Money and marriage
Most of the arguments in my home centre around the remote control, and whether or not I can stand yet another episode of Storage Wars. But, sadly, there are many a household that are plagued with stress and conflict in the marriage with money (and money mismanagement) at the source of the trouble.
It’s a well-known fact that money woes are one of the biggest contributors to martial unhappiness and divorce. It’s no wonder. It’s stressful.
Commit to Communicate
You’ve heard of the necessity of planning date nights to keep yourself connected to your spouse? The same principle must be applied to financial dealings.
Commit to a regular discussion on a regular basis (monthly, perhaps) where you review where you are at, how far you’ve come, and how far you have yet to go to reach your financial goals.

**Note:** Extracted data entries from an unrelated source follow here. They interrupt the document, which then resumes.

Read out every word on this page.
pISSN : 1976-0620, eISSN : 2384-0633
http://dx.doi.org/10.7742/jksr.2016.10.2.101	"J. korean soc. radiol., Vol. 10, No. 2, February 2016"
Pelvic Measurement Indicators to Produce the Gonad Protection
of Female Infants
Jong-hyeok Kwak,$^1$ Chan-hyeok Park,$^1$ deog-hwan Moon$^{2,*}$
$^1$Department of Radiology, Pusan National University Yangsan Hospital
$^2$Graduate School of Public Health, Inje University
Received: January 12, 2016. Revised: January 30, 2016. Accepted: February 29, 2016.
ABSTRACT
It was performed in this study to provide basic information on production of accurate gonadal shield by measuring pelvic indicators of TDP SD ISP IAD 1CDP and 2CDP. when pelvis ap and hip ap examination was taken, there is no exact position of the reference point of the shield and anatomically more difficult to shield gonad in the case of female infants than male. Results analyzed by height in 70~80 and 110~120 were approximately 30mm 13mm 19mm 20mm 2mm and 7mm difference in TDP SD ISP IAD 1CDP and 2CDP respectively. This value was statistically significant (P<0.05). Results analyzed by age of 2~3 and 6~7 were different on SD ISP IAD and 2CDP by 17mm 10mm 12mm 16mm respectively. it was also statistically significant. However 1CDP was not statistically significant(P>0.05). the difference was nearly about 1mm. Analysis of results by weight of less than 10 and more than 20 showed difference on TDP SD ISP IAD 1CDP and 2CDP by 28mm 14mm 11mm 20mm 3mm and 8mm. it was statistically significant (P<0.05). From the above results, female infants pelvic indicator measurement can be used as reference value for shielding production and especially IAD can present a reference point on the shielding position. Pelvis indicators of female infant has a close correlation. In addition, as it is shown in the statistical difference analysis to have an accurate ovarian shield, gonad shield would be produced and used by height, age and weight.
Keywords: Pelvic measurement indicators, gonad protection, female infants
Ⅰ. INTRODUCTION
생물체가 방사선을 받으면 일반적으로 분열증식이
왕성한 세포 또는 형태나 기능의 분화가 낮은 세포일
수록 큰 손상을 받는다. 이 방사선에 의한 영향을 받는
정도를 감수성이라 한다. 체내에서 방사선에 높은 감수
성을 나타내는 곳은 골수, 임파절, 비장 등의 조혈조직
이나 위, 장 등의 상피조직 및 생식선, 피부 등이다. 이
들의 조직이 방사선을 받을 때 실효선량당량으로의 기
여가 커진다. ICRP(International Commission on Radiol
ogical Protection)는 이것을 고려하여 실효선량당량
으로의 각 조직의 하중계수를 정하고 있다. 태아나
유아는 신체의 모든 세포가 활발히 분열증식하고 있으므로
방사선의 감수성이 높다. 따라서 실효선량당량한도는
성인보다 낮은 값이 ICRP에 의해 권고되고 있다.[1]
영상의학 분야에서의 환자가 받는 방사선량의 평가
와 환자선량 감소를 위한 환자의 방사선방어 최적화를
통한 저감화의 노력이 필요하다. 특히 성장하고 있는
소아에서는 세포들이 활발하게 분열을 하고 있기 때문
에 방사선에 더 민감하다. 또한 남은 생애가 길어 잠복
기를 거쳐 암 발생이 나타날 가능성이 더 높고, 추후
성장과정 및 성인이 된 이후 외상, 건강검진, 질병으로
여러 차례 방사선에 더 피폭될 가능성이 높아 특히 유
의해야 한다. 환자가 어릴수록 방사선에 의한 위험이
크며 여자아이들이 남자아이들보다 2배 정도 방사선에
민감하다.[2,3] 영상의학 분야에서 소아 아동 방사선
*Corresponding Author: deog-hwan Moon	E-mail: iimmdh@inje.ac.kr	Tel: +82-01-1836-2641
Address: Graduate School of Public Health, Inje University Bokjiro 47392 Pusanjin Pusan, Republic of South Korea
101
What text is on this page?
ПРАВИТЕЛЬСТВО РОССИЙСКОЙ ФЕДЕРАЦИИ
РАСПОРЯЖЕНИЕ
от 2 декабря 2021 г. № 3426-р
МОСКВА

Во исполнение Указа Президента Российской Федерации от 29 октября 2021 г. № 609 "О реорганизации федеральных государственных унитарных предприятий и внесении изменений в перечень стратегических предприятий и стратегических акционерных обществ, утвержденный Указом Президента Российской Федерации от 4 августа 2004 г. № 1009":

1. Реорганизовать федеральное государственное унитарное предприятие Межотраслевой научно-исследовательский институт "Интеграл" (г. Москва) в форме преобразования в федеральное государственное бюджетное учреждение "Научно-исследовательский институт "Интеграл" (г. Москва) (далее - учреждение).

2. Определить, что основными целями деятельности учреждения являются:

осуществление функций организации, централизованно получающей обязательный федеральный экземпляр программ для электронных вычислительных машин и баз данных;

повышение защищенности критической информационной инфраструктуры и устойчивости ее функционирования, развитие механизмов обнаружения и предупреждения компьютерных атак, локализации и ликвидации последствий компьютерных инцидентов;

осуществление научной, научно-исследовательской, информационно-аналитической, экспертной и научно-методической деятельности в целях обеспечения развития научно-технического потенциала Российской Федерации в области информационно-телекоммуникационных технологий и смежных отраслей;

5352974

What is most important to you? Paying off debt? Maybe you’d like to buy a house or a new car? Maybe you’ve just started (or hope to soon) a new family?

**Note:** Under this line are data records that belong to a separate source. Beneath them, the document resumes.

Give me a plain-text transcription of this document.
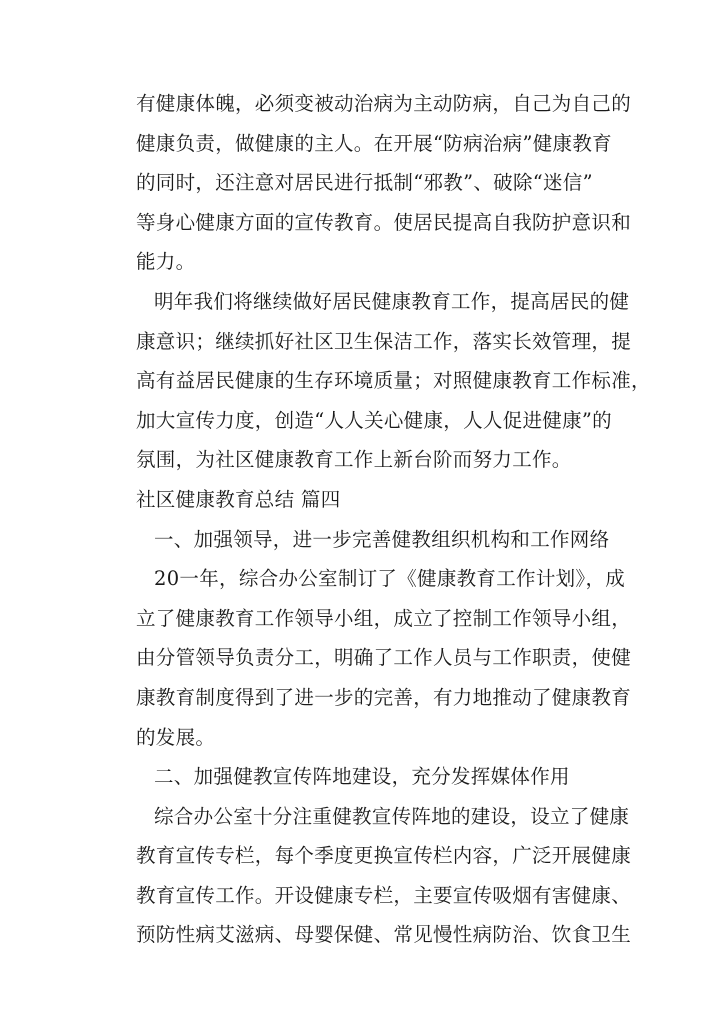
有健康体魄，必须变被动治病为主动防病，自己为自己的
健康负责，做健康的主人。在开展“防病治病”健康教育
的同时，还注意对居民进行抵制“邪教”、破除“迷信”
等身心健康方面的宣传教育。使居民提高自我防护意识和
能力。
明年我们将继续做好居民健康教育工作，提高居民的健
康意识；继续抓好社区卫生保洁工作，落实长效管理，提
高有益居民健康的生存环境质量；对照健康教育工作标准，
加大宣传力度，创造“人人关心健康，人人促进健康”的
氛围，为社区健康教育工作上新台阶而努力工作。
社区健康教育总结 篇四
一、加强领导，进一步完善健教组织机构和工作网络
20一年，综合办公室制订了《健康教育工作计划》，成
立了健康教育工作领导小组，成立了控制工作领导小组，
由分管领导负责分工，明确了工作人员与工作职责，使健
康教育制度得到了进一步的完善，有力地推动了健康教育
的发展。
二、加强健教宣传阵地建设，充分发挥媒体作用
综合办公室十分注重健教宣传阵地的建设，设立了健康
教育宣传专栏，每个季度更换宣传栏内容，广泛开展健康
教育宣传工作。开设健康专栏，主要宣传吸烟有害健康、
预防性病艾滋病、母婴保健、常见慢性病防治、饮食卫生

List your top three goals. Have your partner do the same. Essentially make sure that you are literally on the same page. Your financial situation may dictate the immediacy of some goals (i.e. if you are overwhelmed with debt and/or if your spending is way out of whack with your income). It is important to clearly express where your other goals are too.
Keep your eye on the ball
Once you’ve mutually agreed about the direction that you want to be going, you need to work backwards to determine the steps you need to get there.
If the problem is spending, you need to account for every penny that is going out of both of your wallets. With your mutual goal for guidance, you need to determine where you both need to cut back.
Everyone has to sacrifice- and everyone has to commit to the short term pain for long term gain.
Don’t lay blame
It is completely counterproductive to blame your partner for your financial situation or to harbour resentment (although that is a very human reaction in a relationship fraught with money troubles).
It’s about determining solutions, and what role you each can play to get there.